China reinventa su patrimonio para atraer a turistas buscadores de historia
China construye pueblos históricos para convertir la cultura en turismo
El país busca replicar el éxito de ciudades como Venecia y Kioto. La estrategia combina tradición y modernidad para ofrecer experiencias inmersivas. Se estima que el sector generará miles de empleos en los próximos años.
¿Por qué los está replicando?
La idea no es nueva. Ciudades como Venecia, Roma o Kioto han demostrado que los turistas buscan más que playas o montañas: desean sentirse inmersos en culturas distintas. En China, aunque el patrimonio histórico es vasto, está disperso por el país. La solución propuesta es crear «pueblos de nuevo cuño» que emulen construcciones antiguas, como el «fanggu» —término que define esta estrategia—, para ofrecer una experiencia controlada y accesible.
La fachada de la tradición
Estos proyectos no son simples réplicas. Se basan en investigaciones arqueológicas y colaboraciones con expertos para replicar detalles de edificios, costumbres y gastronomía. Por ejemplo, en la provincia de Zhejiang se está construyendo un pueblo inspirado en la dinastía Song, con callejones que evocan pinturas antiguas y mercados que imitan el comercio de la época. El objetivo es que los visitantes no solo vean, sino que «vivan» la historia, algo que en muchos casos se pierde al visitar monumentos aislados.
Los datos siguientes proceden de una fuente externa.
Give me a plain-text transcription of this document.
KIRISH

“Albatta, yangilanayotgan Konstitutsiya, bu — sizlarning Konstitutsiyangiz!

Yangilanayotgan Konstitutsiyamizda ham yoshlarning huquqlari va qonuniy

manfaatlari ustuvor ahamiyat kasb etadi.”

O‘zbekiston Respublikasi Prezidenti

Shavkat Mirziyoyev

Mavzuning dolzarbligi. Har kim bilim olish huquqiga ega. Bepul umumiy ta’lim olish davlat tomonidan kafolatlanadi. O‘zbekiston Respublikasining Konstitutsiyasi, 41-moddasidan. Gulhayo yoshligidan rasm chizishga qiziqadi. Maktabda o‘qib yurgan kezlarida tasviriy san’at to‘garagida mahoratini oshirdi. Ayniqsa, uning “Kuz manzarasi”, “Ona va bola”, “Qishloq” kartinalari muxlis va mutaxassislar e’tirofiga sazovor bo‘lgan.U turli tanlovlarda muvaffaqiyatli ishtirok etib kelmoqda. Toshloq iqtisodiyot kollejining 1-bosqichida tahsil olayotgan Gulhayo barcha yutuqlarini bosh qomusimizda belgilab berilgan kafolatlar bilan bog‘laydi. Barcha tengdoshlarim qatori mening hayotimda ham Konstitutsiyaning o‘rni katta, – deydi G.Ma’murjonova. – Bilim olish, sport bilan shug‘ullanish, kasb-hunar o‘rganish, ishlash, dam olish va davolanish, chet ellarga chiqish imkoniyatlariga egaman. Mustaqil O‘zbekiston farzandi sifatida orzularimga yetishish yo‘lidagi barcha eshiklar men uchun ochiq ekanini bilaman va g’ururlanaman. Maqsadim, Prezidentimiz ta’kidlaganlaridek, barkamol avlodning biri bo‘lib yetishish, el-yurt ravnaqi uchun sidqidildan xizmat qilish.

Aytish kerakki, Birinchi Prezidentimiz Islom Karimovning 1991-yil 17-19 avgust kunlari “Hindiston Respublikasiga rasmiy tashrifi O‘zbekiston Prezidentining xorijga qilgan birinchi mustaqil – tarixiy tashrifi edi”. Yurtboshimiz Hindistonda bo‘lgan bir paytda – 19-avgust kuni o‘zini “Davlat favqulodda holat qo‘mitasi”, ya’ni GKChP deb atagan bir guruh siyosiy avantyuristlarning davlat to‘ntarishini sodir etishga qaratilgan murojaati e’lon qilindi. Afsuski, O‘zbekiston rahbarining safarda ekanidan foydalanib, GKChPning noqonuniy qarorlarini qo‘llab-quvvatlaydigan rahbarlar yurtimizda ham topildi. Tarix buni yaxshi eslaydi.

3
Entre el turismo masivo y la identidad cultural
La iniciativa tiene múltiples beneficios. Para los turistas, es un acceso más fácil a la cultura china sin la necesidad de viajar a zonas remotas. Para el país, permite comercializar su patrimonio sin sobreexplotar zonas históricas ya saturadas. Además, genera empleos en sectores como la hotelería, la gastronomía y el turismo cultural. Sin embargo, hay críticos que advierten sobre el riesgo de perder la autenticidad si los proyectos se convierten en espectáculos demasiado estandarizados. El reto es equilibrar la innovación con la conservación.
Según datos oficiales, el sector turístico de China ya genera más de 10 millones de empleos directos. La apuesta por los pueblos históricos busca aprovechar esta tendencia, no solo para atraer visitantes internacionales, sino también para fomentar el orgullo por la cultura nacional. La pregunta que queda es: ¿logrará esta estrategia mantener el equilibrio entre lo histórico y lo comercial, o se convertirá en otro negocio de moda?